A stem cell undergoes cellular division and then differentiation to become a red blood cell.

Question 53

What kind of multipotent stem cell will turn into a red blood cell?

Answer 53

A hematopoietic stem cell divides to become a hematopoietic progenitor before differentiating into a myeloid progenitor and then a red blood cell.

Question 54

In the 1980s, what 2 things did scientists determine in regards to Embryonic stem cells (ES cells)?

Answer 54

Scientists learned:
1) how to obtain and culture pluripotent ES cells in the lab.
2) how to introduce mutations into ES cells using homologous recombination.

Question 55

How could ES cells be using to introduce mutations?

Answer 55

Using homologous recombination, genes could be modified at their native chromosomal positions.

Question 56

T/F: People tried deriving ES cells from the embryos of other mammals including humans and were quite successful!

Answer 56

False, it was very difficult to do this and the cells obtained had issues.

Question 57

What did Shinya Yamakaka show in 2006?

Answer 57

We could convert adult cells into pluripotent stem cells by introducing four specific genes that encoded transcription factors.

Question 58

What are induced pluripotent stem cells (iPS cells or iPSCs)?

Answer 58

Pluripotent cells that were derived from adult cells.

Question 59

What kinds of cells can become induced pluripotent stem cells?

Answer 59

These cells can be generated directly from any adult cells that have a diploid nucleus.

Question 60

What was Yamakaka awarded the nobel prize for?

Answer 60

For the discovery that mature cells can be reprogrammed to become pluripotent.

Question 61

What did Yamakaka hypothesize?

Answer 61

He believed that genes important to embryonic stem cell function might be able to induce an embryonic state in adult cells.

Question 62

How did Yamaka identify the four genes?

Answer 62

He chose 24 genes important in embyronic stem cells and used retroviruses to deliver these genes to mouse fibroblasts.
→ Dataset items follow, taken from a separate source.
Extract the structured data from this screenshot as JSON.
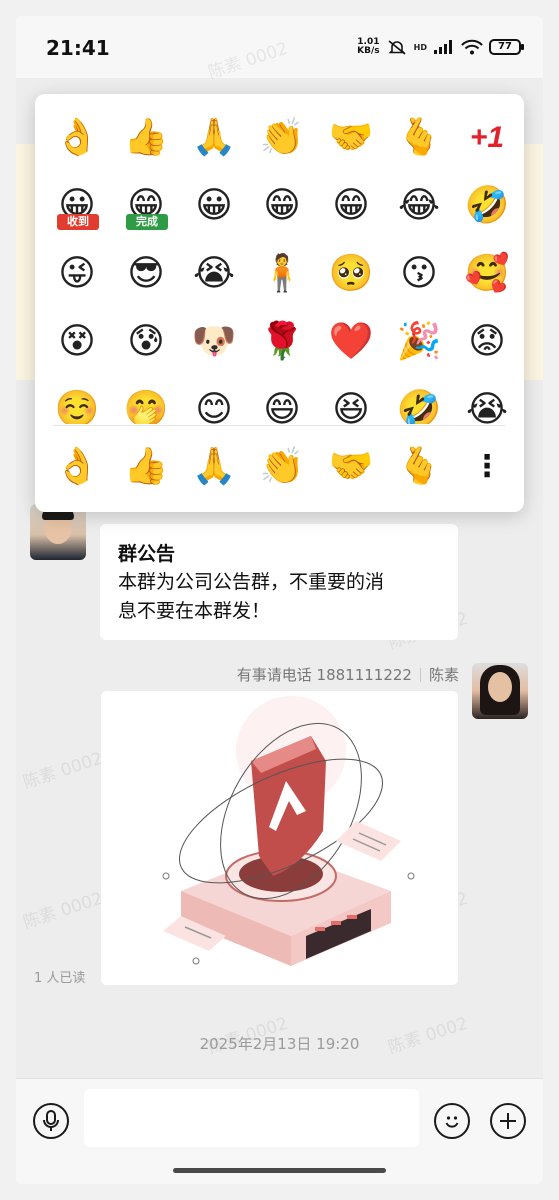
{
  "status_bar": {
    "time": "21:41",
    "net_speed_top": "1.01",
    "net_speed_unit": "KB/s",
    "network_type": "HD",
    "battery": "77"
  },
  "emoji_panel": {
    "emojis": [
      "👌",
      "👍",
      "🙏",
      "👏",
      "🤝",
      "🫰",
      "+1",
      "收到",
      "完成",
      "😀",
      "😁",
      "😁",
      "😂",
      "🤣",
      "😜",
      "😎",
      "😭",
      "🧍",
      "🥺",
      "😗",
      "🥰",
      "😵",
      "😰",
      "🐶",
      "🌹",
      "❤️",
      "🎉",
      "😟",
      "☺️",
      "🤭",
      "😊",
      "😄",
      "😆",
      "🤣",
      "😭"
    ],
    "tag_received": "收到",
    "tag_done": "完成",
    "plus_one": "+1",
    "recent": [
      "👌",
      "👍",
      "🙏",
      "👏",
      "🤝",
      "🫰"
    ],
    "more_icon": "more-vertical-icon"
  },
  "chat": {
    "announcement_title": "群公告",
    "announcement_body_line1": "本群为公司公告群，不重要的消",
    "announcement_body_line2": "息不要在本群发！",
    "sender_note": "有事请电话 1881111222",
    "sender_name": "陈素",
    "read_receipt": "1 人已读",
    "timestamp": "2025年2月13日 19:20"
  },
  "input": {
    "placeholder": "",
    "voice_icon": "microphone-icon",
    "emoji_icon": "smiley-icon",
    "plus_icon": "plus-icon"
  },
  "watermark": "陈素 0002",
  "colors": {
    "bg": "#ededed",
    "popup": "#ffffff",
    "announce_band": "#fbf4e1",
    "tag_red": "#e03c2f",
    "tag_green": "#2f9b45",
    "plus_one": "#e4212a"
  }
}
He then removed one gene at a time from the 24 and identified the 4 that were necessary to generate embryonic stem cell colonies.

Question 63

What were the 4 genes Yamaka identified?

Answer 63

Oct4, Sox2, cMyc, Klf4

Question 64

Why are iPS cells so important?

Answer 64

They represent a single source of cells that could be used to replace those lost to damage or disease.

Question 65

Why is it not currently feasible for us to create patient-matched embryonic stem cell lines?

Answer 65

Embryonic stem cells can only be derived from embryos. Thus, this isn’t feasible.

Question 66

Why would iPS cells be important for transplants?

Answer 66

They are an unlimited supply that could generate transplants without the risk of immune rejection.

Question 67

What are iPSCs being used for now?

Answer 67

They are being used in personalized drug discovery efforts and understanding the patient-specific basis of disease.